I recently had an email exchange with Ben Nichols, the prosecuting attorney for Asotin County, Washington, in which he explained why he initially concluded that underage marijuana possession in that state had to be charged as a felony. I still think it's pretty clear that underage possession remains a misdemeanor, as the Washington Association of Prosecuting Attorneys concluded. But Nichols persuasively argues that careless drafting by state legislators made the question harder to answer than it should be.
Medical marijuana bills enacted earlier this year, S.B. 5052 and H.B. 2136, both stated that "no person under twenty-one years of age [except for qualifying patients] may possess, manufacture, sell, or distribute marijuana, marijuana-infused products, or marijuana concentrates, regardless of THC concentration." It's not clear why that language was added, since underage possession already was illegal. "Unfortunately," says Nichols, "we cannot simply say the Legislature got it wrong and conclude that the 'underage possession is illegal' language is surplusage."
If we assume that the language referring to underage possession accomplished something, what was it? Nichols, after studying the statute, concluded that it boosted the penalties for that offense.

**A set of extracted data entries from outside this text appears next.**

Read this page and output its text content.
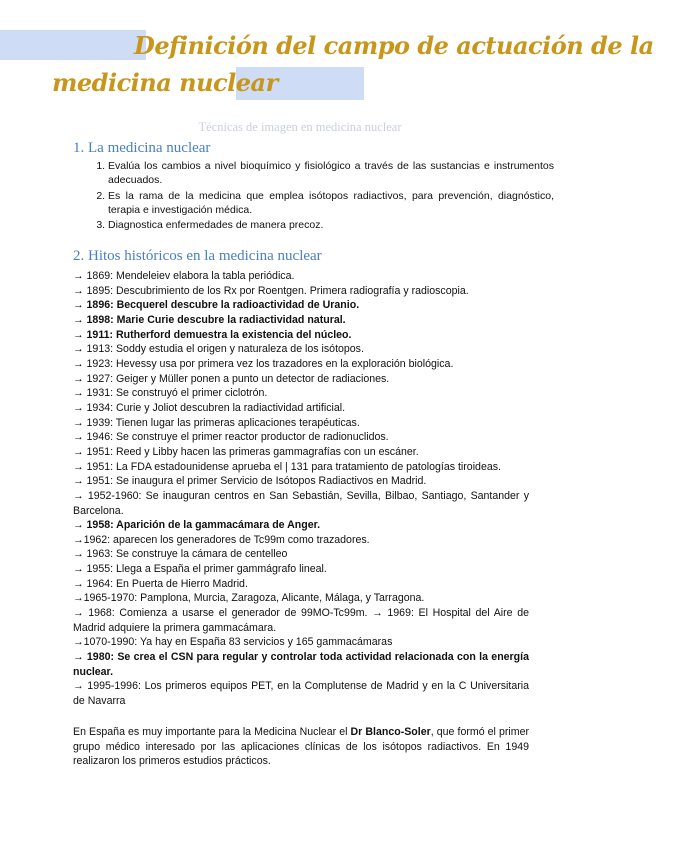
Definición del campo de actuación de la
medicina nuclear
Técnicas de imagen en medicina nuclear
1. La medicina nuclear
1. Evalúa los cambios a nivel bioquímico y fisiológico a través de las sustancias e instrumentos adecuados.
2. Es la rama de la medicina que emplea isótopos radiactivos, para prevención, diagnóstico, terapia e investigación médica.
3. Diagnostica enfermedades de manera precoz.
2. Hitos históricos en la medicina nuclear
→ 1869: Mendeleiev elabora la tabla periódica.
→ 1895: Descubrimiento de los Rx por Roentgen. Primera radiografía y radioscopia.
→ 1896: Becquerel descubre la radioactividad de Uranio.
→ 1898: Marie Curie descubre la radiactividad natural.
→ 1911: Rutherford demuestra la existencia del núcleo.
→ 1913: Soddy estudia el origen y naturaleza de los isótopos.
→ 1923: Hevessy usa por primera vez los trazadores en la exploración biológica.
→ 1927: Geiger y Müller ponen a punto un detector de radiaciones.
→ 1931: Se construyó el primer ciclotrón.
→ 1934: Curie y Joliot descubren la radiactividad artificial.
→ 1939: Tienen lugar las primeras aplicaciones terapéuticas.
→ 1946: Se construye el primer reactor productor de radionuclidos.
→ 1951: Reed y Libby hacen las primeras gammagrafías con un escáner.
→ 1951: La FDA estadounidense aprueba el | 131 para tratamiento de patologías tiroideas.
→ 1951: Se inaugura el primer Servicio de Isótopos Radiactivos en Madrid.
→ 1952-1960: Se inauguran centros en San Sebastián, Sevilla, Bilbao, Santiago, Santander y Barcelona.
→ 1958: Aparición de la gammacámara de Anger.
→1962: aparecen los generadores de Tc99m como trazadores.
→ 1963: Se construye la cámara de centelleo
→ 1955: Llega a España el primer gammágrafo lineal.
→ 1964: En Puerta de Hierro Madrid.
→1965-1970: Pamplona, Murcia, Zaragoza, Alicante, Málaga, y Tarragona.
→ 1968: Comienza a usarse el generador de 99MO-Tc99m. → 1969: El Hospital del Aire de Madrid adquiere la primera gammacámara.
→1070-1990: Ya hay en España 83 servicios y 165 gammacámaras
→ 1980: Se crea el CSN para regular y controlar toda actividad relacionada con la energía nuclear.
→ 1995-1996: Los primeros equipos PET, en la Complutense de Madrid y en la C Universitaria de Navarra
En España es muy importante para la Medicina Nuclear el Dr Blanco-Soler, que formó el primer grupo médico interesado por las aplicaciones clínicas de los isótopos radiactivos. En 1949 realizaron los primeros estudios prácticos.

The reference to underage possession appears in RCW 69.50.4013, which says, "Except as provided in RCW 69.50.4014, any person who violates this section is guilty of a class C felony." RCW 69.50.4014 says "any person found guilty of possession of forty grams or less of marihuana is guilty of a misdemeanor," except for possession with intent to distribute. Nichols notes that the medical marijuana legislation implicitly "amended 4014 by making it inapplicable to persons over 21." The crucial question is whether that provision still applies to people younger than 21.
Nichols argues that the phrase "regardless of THC concentration" created a new definition of marijuana that seems to apply only in the context of underage possession. In charging a minor with misdemeanor marijuana possession under RCW 69.50.4014, he asks, "how do I incorporate the 'new' definition of marijuana," which appears in RCW 69.50.4013? "I can't help but scratch my head when I see that the legislature saw fit to amend 4014 to remove the archaic spelling of 'marihuana' but dropped the age/THC elements into the broader 4013," he says. "Since these two 'new' elements apparently only modify the restrictions in 4014, why not make it crystal clear?"
Nichols says "any number of lawyers and at least two judges in my community read the law to have the impact of repealing by implication 4014." The enforcement chief of the Washington State Liquor and Cannabis Board seemed to agree, saying, it "does appear" underage possession "is a class C felony, based on connecting the dots." The governor's office, meanwhile, did not contradict that interpretation, saying only that "if prosecutors are finding that this language allows them to do this, that was not the intention." Even Sen. Ann Rivers (R-La Center), the chief sponsor of S.B. 5052, was quoted as confirming that the legislature had changed underage possession from a misdemeanor to a felony, although she later told me "it's not ever been anyone's intent to create teen felons."
Nichols, who says he supports marijuana legalization, concludes that "anyone who reviews the sorry state of the laws that we are struggling with must admit that they are confusing, to say the least." He nevertheless has decided, based on advice from "legal scholars who I greatly respect," that "I can still charge minors with misdemeanor possession." He says that's "a significant relief to me," since he can "once again use this tool to deal with our juveniles who are struggling with controlled substances."